Wednesday, July 17, 2013

Porte-voix, Roland Pottier

Porte-voix, Roland Pottier

Dans son premier roman Porte-voix, Roland Pottier évoque la Martinique et les personnages qu'il y rencontre dans une écriture riche et fluide à la fois, qui nous imprègne des couleurs et des parfums de l'île, mais aussi de la recherche de l'identité familiale de sa femme qui le renverra à la sienne. Puis c'est l'accident vasculaire cérébral, aussi soudain que dévastateur, qui rompt le cours du récit autobiographique et le transforme du roman au témoignage étalé sur dix années de l'aphasique qu'il est devenu, de sa quête du langage qu'il a perdu, tant oral puisqu'il ne peut plus prononcer de mots sans qu'ils ne s'entrechoquent dans sa bouche et sortent chahutés, concassés, que du langage écrit et ses difficultés à comprendre les phrases trop compliquées ou les tournures imagées.

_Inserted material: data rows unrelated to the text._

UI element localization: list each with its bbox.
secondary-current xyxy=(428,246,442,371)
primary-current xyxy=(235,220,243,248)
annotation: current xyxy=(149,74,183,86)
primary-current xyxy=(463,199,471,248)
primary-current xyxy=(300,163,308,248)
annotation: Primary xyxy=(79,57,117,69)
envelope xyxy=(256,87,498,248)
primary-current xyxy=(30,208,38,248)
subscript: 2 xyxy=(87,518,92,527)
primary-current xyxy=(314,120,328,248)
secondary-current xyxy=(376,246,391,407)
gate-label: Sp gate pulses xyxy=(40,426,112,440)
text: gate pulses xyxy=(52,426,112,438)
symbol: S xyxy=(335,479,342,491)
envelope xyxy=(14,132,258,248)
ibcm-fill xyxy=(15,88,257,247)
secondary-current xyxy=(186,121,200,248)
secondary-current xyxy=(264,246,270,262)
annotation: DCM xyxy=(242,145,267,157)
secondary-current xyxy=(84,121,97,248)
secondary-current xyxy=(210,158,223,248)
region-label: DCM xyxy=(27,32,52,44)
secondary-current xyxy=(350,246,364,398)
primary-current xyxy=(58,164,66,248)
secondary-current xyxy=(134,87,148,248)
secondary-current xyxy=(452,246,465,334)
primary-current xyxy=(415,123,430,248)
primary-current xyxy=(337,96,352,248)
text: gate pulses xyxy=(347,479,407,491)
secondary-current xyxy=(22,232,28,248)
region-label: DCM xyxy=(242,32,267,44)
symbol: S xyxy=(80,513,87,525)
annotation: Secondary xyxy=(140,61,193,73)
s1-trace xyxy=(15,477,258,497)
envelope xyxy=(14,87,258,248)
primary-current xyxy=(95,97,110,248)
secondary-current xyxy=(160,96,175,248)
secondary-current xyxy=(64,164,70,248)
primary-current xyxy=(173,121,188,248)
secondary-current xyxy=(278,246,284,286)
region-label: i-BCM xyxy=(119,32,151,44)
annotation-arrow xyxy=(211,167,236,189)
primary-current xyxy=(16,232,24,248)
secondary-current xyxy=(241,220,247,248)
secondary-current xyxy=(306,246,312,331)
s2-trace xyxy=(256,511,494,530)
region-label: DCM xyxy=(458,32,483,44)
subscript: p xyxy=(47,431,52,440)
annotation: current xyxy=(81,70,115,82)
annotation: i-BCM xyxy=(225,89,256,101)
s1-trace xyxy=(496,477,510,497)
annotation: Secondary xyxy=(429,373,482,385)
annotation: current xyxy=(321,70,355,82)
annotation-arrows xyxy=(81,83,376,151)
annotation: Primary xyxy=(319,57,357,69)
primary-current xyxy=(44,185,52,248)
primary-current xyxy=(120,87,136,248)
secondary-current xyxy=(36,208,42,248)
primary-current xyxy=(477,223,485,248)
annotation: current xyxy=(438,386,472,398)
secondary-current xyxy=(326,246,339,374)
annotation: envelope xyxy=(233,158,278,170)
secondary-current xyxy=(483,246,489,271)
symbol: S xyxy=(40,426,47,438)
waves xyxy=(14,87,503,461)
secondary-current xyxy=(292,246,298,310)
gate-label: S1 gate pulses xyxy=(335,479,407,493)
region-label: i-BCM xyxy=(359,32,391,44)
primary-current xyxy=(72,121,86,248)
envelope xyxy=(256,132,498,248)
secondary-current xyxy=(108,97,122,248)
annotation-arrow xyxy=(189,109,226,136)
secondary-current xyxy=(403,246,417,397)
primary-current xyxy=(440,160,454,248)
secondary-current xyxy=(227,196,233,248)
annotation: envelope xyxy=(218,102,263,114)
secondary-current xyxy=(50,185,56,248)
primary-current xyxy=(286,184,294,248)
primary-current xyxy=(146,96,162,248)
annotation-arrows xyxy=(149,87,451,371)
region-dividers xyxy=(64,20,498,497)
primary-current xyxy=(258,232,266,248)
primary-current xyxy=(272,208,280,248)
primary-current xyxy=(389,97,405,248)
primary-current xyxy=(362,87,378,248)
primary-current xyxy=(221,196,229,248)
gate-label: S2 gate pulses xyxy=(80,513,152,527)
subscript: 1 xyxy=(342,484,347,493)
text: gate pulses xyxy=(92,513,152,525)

Véritable plongée dans l'essence du langage, ce récit nous montre de l'intérieur les difficultés à se reconstruire et la formidable plasticité cérébrale qui, à force d'efforts toujours renouvelés, lui permettent de composer un texte riche d'allitérations et d'humour, de répétitions scandées en vers libres, expression d'un regard changé sur la vie. Il y fait un parallèle poignant sur ses difficultés d'apprentissage face à ses petits-enfants qui savent déjà dire papa et maman alors qu'il ânonne difficilement de son côté, sans pour autant perdre espoir.
Monsieur l'officier de l'État civil connaissait la rigueur, les ornements, les volutes et les finesses d'un langage administratif qui exhalait encore un délicat parfum d'ancien régime.

Était-ce dû à une sorte d'effet de contagion, mais le surcroît d'intérêt que Marica manifesta cette année pour ses origines éveilla en moi une soudaine curiosité au sujet de mes ancêtres.
Si mon cerveau est une sorte de palimpseste
il aurait fallu en restaurer les couches innombrables
d'idées… d'images… les unes… après les autres…
en ôter les startes d'oubli et d'obscurité
jusqu'au substrat de la réalité
de mon langage d'avant
jusqu'au fond de la zone de Broca…
jusqu'à la mémoire géologique des mots
L'aphasie dont souffre Roland est une aphasie expressive, ou aphasie de Broca, provoquée chez lui par un accident vasculaire cérébral, doublée d'une hémiplégie (paralysie de la moitié du corps) qui l'oblige à apprendre à écrire de la main gauche. Pour plus d'information sur l'aphasie, la Fédération nationale des aphasiques de France offre un soutien et une information aux aphasiques eux-mêmes et à leur entourage.

Porte-voix (éditions Presque Lune, 2012, 112 pages), écrit par , né en 1940, marié et père de trois enfants.